Fragen und Antworten zu UrbAnAquifer

Allgemeine Fragen zum Projekt

Worum geht es im Projekt urbAnAquifer?

urbAnAquifer ist ein von der Deutschen Bundesstiftung Umwelt gefördertes Forschungsprojekt zum Zustand und Schutz des städtischen Grundwassers. Es untersucht, ob undichte Kanalisationen oder Chemikalien aus Gärten das Grundwasser verunreinigen. Dazu werden Wasserproben u. a. an Notbrunnen und Gartenbrunnen gezogen. Die Proben werden auf abwassertypische Inhaltstoffe und Gartenchemikalien untersucht. Ziel ist es übertragbare Methoden zu entwickeln, um Belastungen frühzeitig zu erkennen und gemeinsam mit Bürger*innen Lösungen zu entwickeln. Das Wort „Aquifer“ ist die wassergesättigte Zone im Untergrund, also der Bereich in dem der gesamte Porenraum mit Grundwasser gefüllt ist.

Warum ist Grundwasserschutz so wichtig?

Grundwasser ist eine wichtige Ressource für Ökosysteme wie Seen und die Trinkwasserversorgung. In Berlin wird das Trinkwasser gänzlich aus Grundwasser gewonnen – der Großteil direkt im Stadtgebiet.
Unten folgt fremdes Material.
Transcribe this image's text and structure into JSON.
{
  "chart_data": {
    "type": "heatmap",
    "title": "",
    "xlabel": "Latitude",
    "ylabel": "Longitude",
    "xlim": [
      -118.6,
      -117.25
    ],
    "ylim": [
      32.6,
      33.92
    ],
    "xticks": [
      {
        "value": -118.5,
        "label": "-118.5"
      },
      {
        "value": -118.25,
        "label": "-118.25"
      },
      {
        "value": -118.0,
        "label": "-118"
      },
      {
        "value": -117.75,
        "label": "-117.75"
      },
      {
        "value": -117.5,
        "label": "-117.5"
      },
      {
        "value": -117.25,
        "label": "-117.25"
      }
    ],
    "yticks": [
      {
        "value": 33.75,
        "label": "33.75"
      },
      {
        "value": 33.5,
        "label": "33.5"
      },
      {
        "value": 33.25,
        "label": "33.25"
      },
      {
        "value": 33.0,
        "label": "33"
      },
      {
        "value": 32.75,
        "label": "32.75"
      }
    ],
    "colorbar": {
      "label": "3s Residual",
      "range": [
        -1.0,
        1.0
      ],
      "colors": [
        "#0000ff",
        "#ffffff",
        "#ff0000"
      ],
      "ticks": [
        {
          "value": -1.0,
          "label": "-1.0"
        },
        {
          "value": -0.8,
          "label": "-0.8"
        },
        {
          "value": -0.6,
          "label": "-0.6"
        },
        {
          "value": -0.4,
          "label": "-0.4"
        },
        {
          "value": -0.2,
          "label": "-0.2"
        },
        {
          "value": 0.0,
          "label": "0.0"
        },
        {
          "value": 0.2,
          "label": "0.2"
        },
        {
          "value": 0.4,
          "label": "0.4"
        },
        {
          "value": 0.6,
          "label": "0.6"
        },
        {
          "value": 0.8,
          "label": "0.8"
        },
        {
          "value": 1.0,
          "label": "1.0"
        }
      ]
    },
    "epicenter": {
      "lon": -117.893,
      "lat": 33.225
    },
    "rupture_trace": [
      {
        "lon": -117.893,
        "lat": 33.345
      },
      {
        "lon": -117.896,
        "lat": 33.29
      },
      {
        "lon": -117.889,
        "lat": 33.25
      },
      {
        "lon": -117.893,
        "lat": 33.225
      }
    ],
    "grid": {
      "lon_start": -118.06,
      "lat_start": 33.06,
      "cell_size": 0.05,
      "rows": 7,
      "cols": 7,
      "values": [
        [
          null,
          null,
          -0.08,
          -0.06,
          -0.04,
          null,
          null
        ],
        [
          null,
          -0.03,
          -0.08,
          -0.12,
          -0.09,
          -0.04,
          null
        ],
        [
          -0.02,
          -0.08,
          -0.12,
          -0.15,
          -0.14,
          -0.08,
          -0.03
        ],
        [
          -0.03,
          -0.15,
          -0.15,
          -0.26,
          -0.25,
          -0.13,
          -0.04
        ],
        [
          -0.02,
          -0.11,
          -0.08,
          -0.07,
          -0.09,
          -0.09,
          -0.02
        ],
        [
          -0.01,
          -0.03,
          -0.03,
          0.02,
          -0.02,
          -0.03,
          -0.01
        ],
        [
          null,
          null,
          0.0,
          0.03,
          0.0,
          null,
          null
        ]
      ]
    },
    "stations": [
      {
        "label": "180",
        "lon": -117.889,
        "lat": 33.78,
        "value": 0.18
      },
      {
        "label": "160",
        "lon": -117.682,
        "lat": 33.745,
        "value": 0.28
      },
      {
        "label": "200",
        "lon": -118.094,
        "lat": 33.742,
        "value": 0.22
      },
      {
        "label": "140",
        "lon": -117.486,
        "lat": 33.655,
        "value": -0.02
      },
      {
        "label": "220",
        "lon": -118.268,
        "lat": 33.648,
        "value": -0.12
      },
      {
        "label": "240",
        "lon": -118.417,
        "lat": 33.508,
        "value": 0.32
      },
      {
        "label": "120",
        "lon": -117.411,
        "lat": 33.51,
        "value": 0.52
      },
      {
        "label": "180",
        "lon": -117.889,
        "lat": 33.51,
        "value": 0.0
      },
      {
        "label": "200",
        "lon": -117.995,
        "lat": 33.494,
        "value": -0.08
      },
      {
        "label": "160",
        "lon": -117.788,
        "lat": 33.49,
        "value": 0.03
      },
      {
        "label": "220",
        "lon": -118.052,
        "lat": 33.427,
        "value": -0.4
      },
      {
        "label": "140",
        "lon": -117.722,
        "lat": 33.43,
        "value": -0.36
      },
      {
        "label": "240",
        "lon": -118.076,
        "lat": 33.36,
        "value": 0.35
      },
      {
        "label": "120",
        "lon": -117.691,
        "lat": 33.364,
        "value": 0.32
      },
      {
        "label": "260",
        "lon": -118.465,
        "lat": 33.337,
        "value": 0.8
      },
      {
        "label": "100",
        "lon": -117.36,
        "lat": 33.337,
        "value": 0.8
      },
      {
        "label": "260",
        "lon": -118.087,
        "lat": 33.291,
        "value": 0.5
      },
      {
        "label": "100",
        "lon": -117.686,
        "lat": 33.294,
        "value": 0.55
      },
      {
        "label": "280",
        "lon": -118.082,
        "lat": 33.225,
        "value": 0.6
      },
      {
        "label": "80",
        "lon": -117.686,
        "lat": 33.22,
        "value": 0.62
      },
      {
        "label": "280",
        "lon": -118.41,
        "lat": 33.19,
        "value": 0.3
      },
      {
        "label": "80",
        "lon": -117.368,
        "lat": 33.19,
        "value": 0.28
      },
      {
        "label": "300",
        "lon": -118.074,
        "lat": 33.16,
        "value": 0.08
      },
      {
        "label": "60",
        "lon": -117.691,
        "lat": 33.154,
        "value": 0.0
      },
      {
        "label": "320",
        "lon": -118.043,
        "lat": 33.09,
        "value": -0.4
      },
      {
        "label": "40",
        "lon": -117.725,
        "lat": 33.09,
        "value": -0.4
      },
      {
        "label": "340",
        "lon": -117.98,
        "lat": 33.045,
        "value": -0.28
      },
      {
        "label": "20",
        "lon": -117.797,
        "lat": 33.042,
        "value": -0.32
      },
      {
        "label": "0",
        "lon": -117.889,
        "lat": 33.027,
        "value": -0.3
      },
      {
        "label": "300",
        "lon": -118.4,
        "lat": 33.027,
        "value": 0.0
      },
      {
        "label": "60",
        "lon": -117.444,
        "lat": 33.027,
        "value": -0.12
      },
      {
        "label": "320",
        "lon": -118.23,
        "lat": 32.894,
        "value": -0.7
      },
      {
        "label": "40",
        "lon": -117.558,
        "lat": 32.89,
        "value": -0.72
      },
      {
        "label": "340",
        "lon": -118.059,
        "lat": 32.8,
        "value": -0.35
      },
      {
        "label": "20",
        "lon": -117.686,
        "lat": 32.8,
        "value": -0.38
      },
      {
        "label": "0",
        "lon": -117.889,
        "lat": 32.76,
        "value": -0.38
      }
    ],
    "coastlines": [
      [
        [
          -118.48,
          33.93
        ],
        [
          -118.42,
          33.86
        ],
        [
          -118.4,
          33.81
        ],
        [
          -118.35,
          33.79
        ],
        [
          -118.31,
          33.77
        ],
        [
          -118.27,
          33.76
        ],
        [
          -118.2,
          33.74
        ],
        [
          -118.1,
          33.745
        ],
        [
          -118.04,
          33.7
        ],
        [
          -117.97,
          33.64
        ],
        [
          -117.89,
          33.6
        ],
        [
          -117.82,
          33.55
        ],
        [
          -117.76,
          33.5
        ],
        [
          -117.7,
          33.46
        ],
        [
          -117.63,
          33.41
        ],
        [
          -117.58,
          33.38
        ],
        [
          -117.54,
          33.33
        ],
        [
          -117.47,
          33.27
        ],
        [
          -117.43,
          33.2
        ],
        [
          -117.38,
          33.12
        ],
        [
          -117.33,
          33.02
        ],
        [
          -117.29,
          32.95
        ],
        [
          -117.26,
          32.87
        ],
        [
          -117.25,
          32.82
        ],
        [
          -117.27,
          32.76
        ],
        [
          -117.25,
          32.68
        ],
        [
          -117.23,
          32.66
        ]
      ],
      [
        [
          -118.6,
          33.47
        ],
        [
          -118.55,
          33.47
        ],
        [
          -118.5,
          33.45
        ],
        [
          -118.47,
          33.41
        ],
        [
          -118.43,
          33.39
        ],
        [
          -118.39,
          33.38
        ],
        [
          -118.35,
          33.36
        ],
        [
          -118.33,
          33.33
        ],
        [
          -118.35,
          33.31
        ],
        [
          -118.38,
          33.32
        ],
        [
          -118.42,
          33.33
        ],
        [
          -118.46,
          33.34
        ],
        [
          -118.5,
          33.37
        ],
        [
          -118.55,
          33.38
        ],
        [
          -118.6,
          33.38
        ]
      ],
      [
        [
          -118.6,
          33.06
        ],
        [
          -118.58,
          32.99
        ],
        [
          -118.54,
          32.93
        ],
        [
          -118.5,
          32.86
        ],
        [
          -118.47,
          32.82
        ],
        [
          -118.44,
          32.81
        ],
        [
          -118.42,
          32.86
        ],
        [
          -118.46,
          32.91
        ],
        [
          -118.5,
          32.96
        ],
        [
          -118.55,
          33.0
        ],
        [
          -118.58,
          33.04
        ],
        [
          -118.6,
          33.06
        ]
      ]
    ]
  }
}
Welche potenziellen Verunreinigungsquellen untersucht das Projekt?

Das Projekt konzentriert sich auf zwei potenzielle Quellen von Grundwasserverunreinigungen:

  • Undichtigkeiten im Kanalisationsnetz, das Abwasser unterirdisch von Haushalten zu Kläranlagen transportiert 
  • Chemikalien aus Gärten und Grünflächen (z. B. Dünger und Pestizide), die besonders durch starke Regenereignisse ins Grundwasser eingetragen werden können

Wie sollen in urbAnAquifer potenzielle Verunreinigungen im Grundwasser aufgespürt werden?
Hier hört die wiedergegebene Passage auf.